An optional small remote identifier file can also be used:
{"resource_key": "cbicall-germline-resources-v1"}
When available, this file is named cbicall-resource-id.json. Its SHA-256 can be pinned in the local catalog to confirm that the remote bundle declares the expected resource key.
Expected Layout
After extraction, DATADIR should contain:
DATADIR/
Databases/
NGSutils/
The bundle layout uses these conventional top-level names:
| Variable | Meaning |
|---|---|
DATADIR | Root of the installed CBIcall-provided bundle. |
DBDIR | DATADIR/Databases |
NGSUTILS | DATADIR/NGSutils |
Workflow-specific files such as Bash env.sh and Snakemake config.yaml resolve the installed bundle layout into concrete executable and reference paths.
Tools
| Tool | Version | Path hint |
|---|---|---|
| GATK 4 | 4.6.2.0 | NGSutils/gatk/gatk-4.6.2.0/gatk |
| BWA | 0.7.18 | NGSutils/bwa-0.7.18/bwa |
| Samtools | 0.1.19 | NGSutils/samtools-0.1.19/samtools |
Some workflow branches may use architecture-specific executable paths or legacy tool paths. The catalog records the intended bundle identity; the workflow logs and log.json record the concrete paths resolved during a run.
Reference Resources
b37
| Resource | Path hint |
|---|---|
| Reference FASTA | Databases/GATK_bundle/b37/references_b37_Homo_sapiens_assembly19.fasta |
| dbSNP | Databases/dbSNP/human_9606_b144_GRCh37p13/All_20160408.vcf.gz |
| Mills / 1000G INDELs | Databases/GATK_bundle/b37/b37_Mills_and_1000G_gold_standard.indels.b37.vcf.gz |
hg38
| Resource | Path hint |
|---|---|
| Reference FASTA | Databases/GATK_bundle/hg38/resources_broad_hg38_v0_Homo_sapiens_assembly38.fasta |
rsrs / mtDNA
The mtDNA workflows use MToolBox-related mitochondrial files from the bundle.
Provenance in Runs
The selected resource bundle is stored in log.json under config.resources.bundle.
Example:
{
"key": "cbicall-germline-resources-v1",
"compatible": true,
"fingerprint": "..."
}
Two runs used the same declared external dependency set when their config.resources.bundle.fingerprint values match.
Installation Manifest
The setup utility also writes:
cbicall-resource-installation.json
This local manifest records the installed resource key, archive checksum result, source files, extraction status, and optional remote identifier provenance.
Runtime Check
Before launching a workflow, CBIcall resolves DATADIR from the selected Bash env.sh or Snakemake config.yaml.
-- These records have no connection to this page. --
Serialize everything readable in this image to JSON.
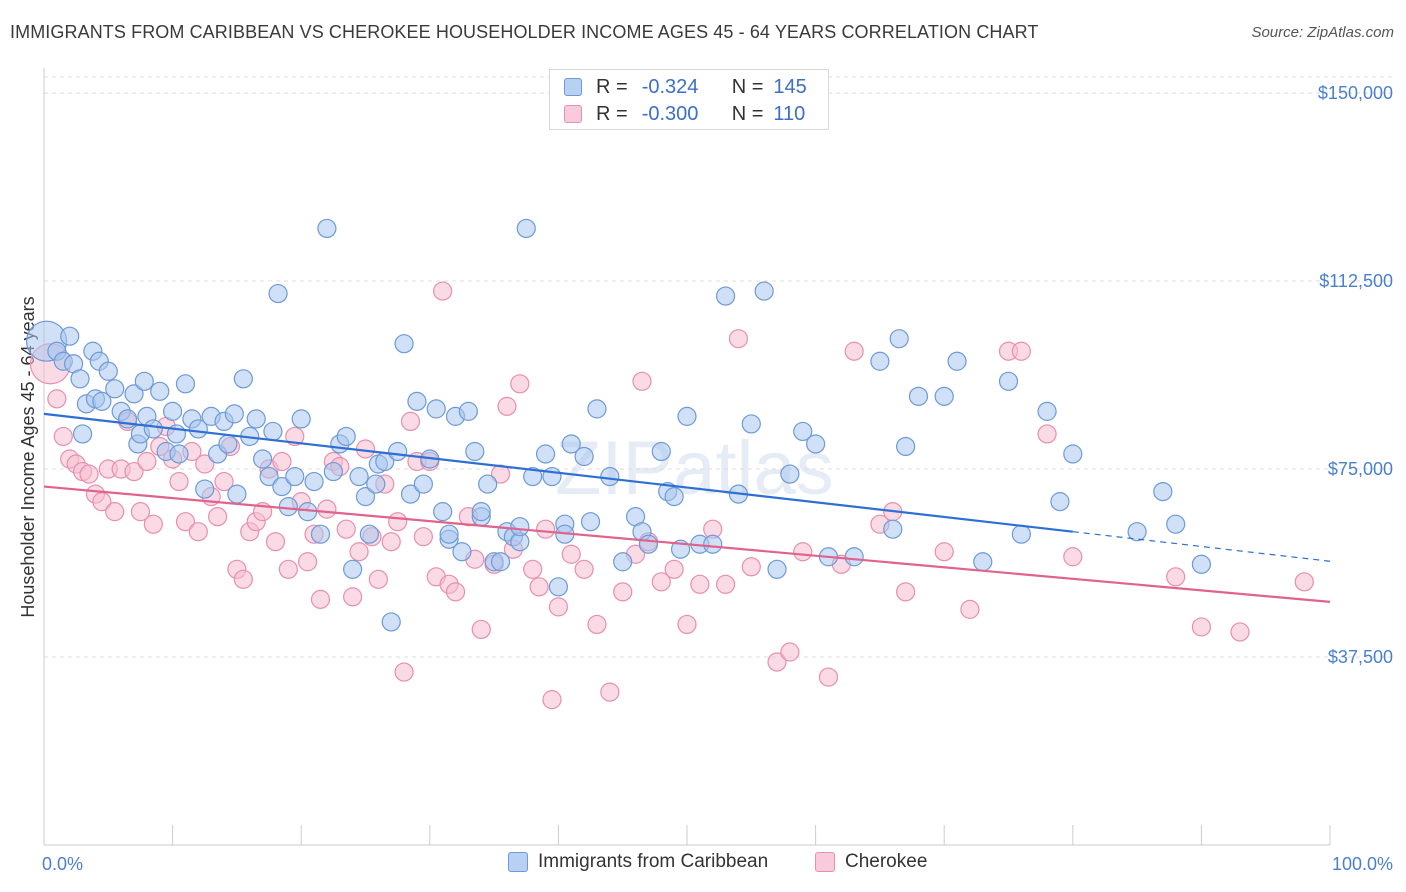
{
  "header": {
    "title": "IMMIGRANTS FROM CARIBBEAN VS CHEROKEE HOUSEHOLDER INCOME AGES 45 - 64 YEARS CORRELATION CHART",
    "source": "Source: ZipAtlas.com"
  },
  "watermark": {
    "zip": "ZIP",
    "atlas": "atlas"
  },
  "legend": {
    "r_label": "R =",
    "n_label": "N =",
    "series1": {
      "r": "-0.324",
      "n": "145"
    },
    "series2": {
      "r": "-0.300",
      "n": "110"
    }
  },
  "colors": {
    "blue_fill": "#a9c6ee",
    "blue_stroke": "#6d9ad8",
    "blue_line": "#2e6fd3",
    "pink_fill": "#f6bdd0",
    "pink_stroke": "#e98eae",
    "pink_line": "#e0628d",
    "axis_text": "#4a7fd0",
    "grid": "#dcdcdc"
  },
  "chart_data": {
    "type": "scatter",
    "title": "IMMIGRANTS FROM CARIBBEAN VS CHEROKEE HOUSEHOLDER INCOME AGES 45 - 64 YEARS CORRELATION CHART",
    "xlabel": "",
    "ylabel": "Householder Income Ages 45 - 64 years",
    "xlim": [
      0,
      100
    ],
    "ylim": [
      0,
      155000
    ],
    "x_tick_labels": [
      "0.0%",
      "100.0%"
    ],
    "y_ticks": [
      37500,
      75000,
      112500,
      150000
    ],
    "y_tick_labels": [
      "$37,500",
      "$75,000",
      "$112,500",
      "$150,000"
    ],
    "series": [
      {
        "name": "Immigrants from Caribbean",
        "color": "blue",
        "r": -0.324,
        "n": 145,
        "trend": {
          "x0": 0,
          "y0": 86000,
          "x1": 80,
          "y1": 62500,
          "dash_to_x": 100,
          "dash_to_y": 56600
        },
        "points": [
          [
            0.2,
            100500
          ],
          [
            1,
            98500
          ],
          [
            1.5,
            96500
          ],
          [
            2,
            101500
          ],
          [
            2.3,
            96000
          ],
          [
            2.8,
            93000
          ],
          [
            3,
            82000
          ],
          [
            3.3,
            88000
          ],
          [
            3.8,
            98500
          ],
          [
            4,
            89000
          ],
          [
            4.3,
            96500
          ],
          [
            4.5,
            88500
          ],
          [
            5,
            94500
          ],
          [
            5.5,
            91000
          ],
          [
            6,
            86500
          ],
          [
            6.5,
            85000
          ],
          [
            7,
            90000
          ],
          [
            7.3,
            80000
          ],
          [
            7.5,
            82000
          ],
          [
            7.8,
            92500
          ],
          [
            8,
            85500
          ],
          [
            8.5,
            83000
          ],
          [
            9,
            90500
          ],
          [
            9.5,
            78500
          ],
          [
            10,
            86500
          ],
          [
            10.3,
            82000
          ],
          [
            10.5,
            78000
          ],
          [
            11,
            92000
          ],
          [
            11.5,
            85000
          ],
          [
            12,
            83000
          ],
          [
            12.5,
            71000
          ],
          [
            13,
            85500
          ],
          [
            13.5,
            78000
          ],
          [
            14,
            84500
          ],
          [
            14.3,
            80000
          ],
          [
            14.8,
            86000
          ],
          [
            15,
            70000
          ],
          [
            15.5,
            93000
          ],
          [
            16,
            81500
          ],
          [
            16.5,
            85000
          ],
          [
            17,
            77000
          ],
          [
            17.5,
            73500
          ],
          [
            17.8,
            82500
          ],
          [
            18.2,
            110000
          ],
          [
            18.5,
            71500
          ],
          [
            19,
            67500
          ],
          [
            19.5,
            73500
          ],
          [
            20,
            85000
          ],
          [
            20.5,
            66500
          ],
          [
            21,
            72500
          ],
          [
            21.5,
            62000
          ],
          [
            22,
            123000
          ],
          [
            22.5,
            74500
          ],
          [
            23,
            80000
          ],
          [
            23.5,
            81500
          ],
          [
            24,
            55000
          ],
          [
            24.5,
            73500
          ],
          [
            25,
            69500
          ],
          [
            25.3,
            62000
          ],
          [
            25.8,
            72000
          ],
          [
            26,
            76000
          ],
          [
            26.5,
            76500
          ],
          [
            27,
            44500
          ],
          [
            27.5,
            78500
          ],
          [
            28,
            100000
          ],
          [
            28.5,
            70000
          ],
          [
            29,
            88500
          ],
          [
            29.5,
            72000
          ],
          [
            30,
            77000
          ],
          [
            30.5,
            87000
          ],
          [
            31,
            66500
          ],
          [
            31.5,
            61000
          ],
          [
            32,
            85500
          ],
          [
            32.5,
            58500
          ],
          [
            33,
            86500
          ],
          [
            33.5,
            78500
          ],
          [
            34,
            65500
          ],
          [
            34.5,
            72000
          ],
          [
            35,
            56500
          ],
          [
            35.5,
            56500
          ],
          [
            36,
            62500
          ],
          [
            36.5,
            61500
          ],
          [
            37,
            60500
          ],
          [
            37.5,
            123000
          ],
          [
            38,
            73500
          ],
          [
            39,
            78000
          ],
          [
            39.5,
            73500
          ],
          [
            40,
            51500
          ],
          [
            40.5,
            64000
          ],
          [
            41,
            80000
          ],
          [
            42,
            77500
          ],
          [
            42.5,
            64500
          ],
          [
            43,
            87000
          ],
          [
            44,
            73500
          ],
          [
            45,
            56500
          ],
          [
            46,
            65500
          ],
          [
            46.5,
            62500
          ],
          [
            47,
            60000
          ],
          [
            48,
            78500
          ],
          [
            48.5,
            70500
          ],
          [
            49,
            69500
          ],
          [
            50,
            85500
          ],
          [
            51,
            60000
          ],
          [
            52,
            60000
          ],
          [
            53,
            109500
          ],
          [
            54,
            70000
          ],
          [
            55,
            84000
          ],
          [
            56,
            110500
          ],
          [
            57,
            55000
          ],
          [
            58,
            74000
          ],
          [
            59,
            82500
          ],
          [
            60,
            80000
          ],
          [
            61,
            57500
          ],
          [
            63,
            57500
          ],
          [
            65,
            96500
          ],
          [
            66,
            63000
          ],
          [
            66.5,
            101000
          ],
          [
            67,
            79500
          ],
          [
            68,
            89500
          ],
          [
            70,
            89500
          ],
          [
            71,
            96500
          ],
          [
            73,
            56500
          ],
          [
            75,
            92500
          ],
          [
            76,
            62000
          ],
          [
            78,
            86500
          ],
          [
            79,
            68500
          ],
          [
            80,
            78000
          ],
          [
            85,
            62500
          ],
          [
            87,
            70500
          ],
          [
            88,
            64000
          ],
          [
            90,
            56000
          ],
          [
            31.5,
            62000
          ],
          [
            34,
            66500
          ],
          [
            37,
            63500
          ],
          [
            40.5,
            62000
          ],
          [
            49.5,
            59000
          ]
        ]
      },
      {
        "name": "Cherokee",
        "color": "pink",
        "r": -0.3,
        "n": 110,
        "trend": {
          "x0": 0,
          "y0": 71500,
          "x1": 100,
          "y1": 48500
        },
        "points": [
          [
            0.5,
            96000
          ],
          [
            1,
            89000
          ],
          [
            1.5,
            81500
          ],
          [
            2,
            77000
          ],
          [
            2.5,
            76000
          ],
          [
            3,
            74500
          ],
          [
            3.5,
            74000
          ],
          [
            4,
            70000
          ],
          [
            4.5,
            68500
          ],
          [
            5,
            75000
          ],
          [
            5.5,
            66500
          ],
          [
            6,
            75000
          ],
          [
            6.5,
            84500
          ],
          [
            7,
            74500
          ],
          [
            7.5,
            66500
          ],
          [
            8,
            76500
          ],
          [
            8.5,
            64000
          ],
          [
            9,
            79500
          ],
          [
            9.5,
            83500
          ],
          [
            10,
            77000
          ],
          [
            10.5,
            72500
          ],
          [
            11,
            64500
          ],
          [
            11.5,
            78500
          ],
          [
            12,
            62500
          ],
          [
            12.5,
            76000
          ],
          [
            13,
            69500
          ],
          [
            13.5,
            65500
          ],
          [
            14,
            72500
          ],
          [
            14.5,
            79500
          ],
          [
            15,
            55000
          ],
          [
            15.5,
            53000
          ],
          [
            16,
            62500
          ],
          [
            16.5,
            64500
          ],
          [
            17,
            66500
          ],
          [
            17.5,
            75000
          ],
          [
            18,
            60500
          ],
          [
            18.5,
            76500
          ],
          [
            19,
            55000
          ],
          [
            19.5,
            81500
          ],
          [
            20,
            68500
          ],
          [
            20.5,
            56500
          ],
          [
            21,
            62000
          ],
          [
            21.5,
            49000
          ],
          [
            22,
            67000
          ],
          [
            22.5,
            76500
          ],
          [
            23,
            75500
          ],
          [
            23.5,
            63000
          ],
          [
            24,
            49500
          ],
          [
            24.5,
            58500
          ],
          [
            25,
            79000
          ],
          [
            25.5,
            61500
          ],
          [
            26,
            53000
          ],
          [
            26.5,
            72000
          ],
          [
            27,
            60500
          ],
          [
            27.5,
            64500
          ],
          [
            28,
            34500
          ],
          [
            28.5,
            84500
          ],
          [
            29,
            76500
          ],
          [
            29.5,
            61500
          ],
          [
            30,
            76500
          ],
          [
            30.5,
            53500
          ],
          [
            31,
            110500
          ],
          [
            31.5,
            52000
          ],
          [
            32,
            50500
          ],
          [
            33,
            65500
          ],
          [
            33.5,
            57000
          ],
          [
            34,
            43000
          ],
          [
            35,
            56000
          ],
          [
            35.5,
            74000
          ],
          [
            36,
            87500
          ],
          [
            36.5,
            59000
          ],
          [
            37,
            92000
          ],
          [
            38,
            55000
          ],
          [
            38.5,
            51500
          ],
          [
            39,
            63000
          ],
          [
            39.5,
            29000
          ],
          [
            40,
            47500
          ],
          [
            41,
            58000
          ],
          [
            42,
            55000
          ],
          [
            43,
            44000
          ],
          [
            44,
            30500
          ],
          [
            45,
            50500
          ],
          [
            46,
            58000
          ],
          [
            46.5,
            92500
          ],
          [
            47,
            60500
          ],
          [
            48,
            52500
          ],
          [
            49,
            55000
          ],
          [
            50,
            44000
          ],
          [
            51,
            52000
          ],
          [
            52,
            63000
          ],
          [
            53,
            52000
          ],
          [
            54,
            101000
          ],
          [
            55,
            55500
          ],
          [
            57,
            36500
          ],
          [
            58,
            38500
          ],
          [
            59,
            58500
          ],
          [
            61,
            33500
          ],
          [
            62,
            56000
          ],
          [
            63,
            98500
          ],
          [
            65,
            64000
          ],
          [
            66,
            66500
          ],
          [
            67,
            50500
          ],
          [
            70,
            58500
          ],
          [
            72,
            47000
          ],
          [
            75,
            98500
          ],
          [
            76,
            98500
          ],
          [
            78,
            82000
          ],
          [
            80,
            57500
          ],
          [
            88,
            53500
          ],
          [
            90,
            43500
          ],
          [
            93,
            42500
          ],
          [
            98,
            52500
          ]
        ]
      }
    ]
  },
  "bottom_legend": {
    "item1": "Immigrants from Caribbean",
    "item2": "Cherokee"
  }
}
If bundle metadata exists beside DATADIR, CBIcall validates it:
| File | Runtime check |
|---|---|
cbicall-resource-id.json | Resource key must match the selected resource; SHA-256 must match the catalog when pinned. |
cbicall-resource-installation.json | Installed resource key must match the selected resource; the manifest catalog entry must match the local catalog fingerprint. |
This check is intentionally small. It validates the installed bundle identity without hashing the full resource archive on every run.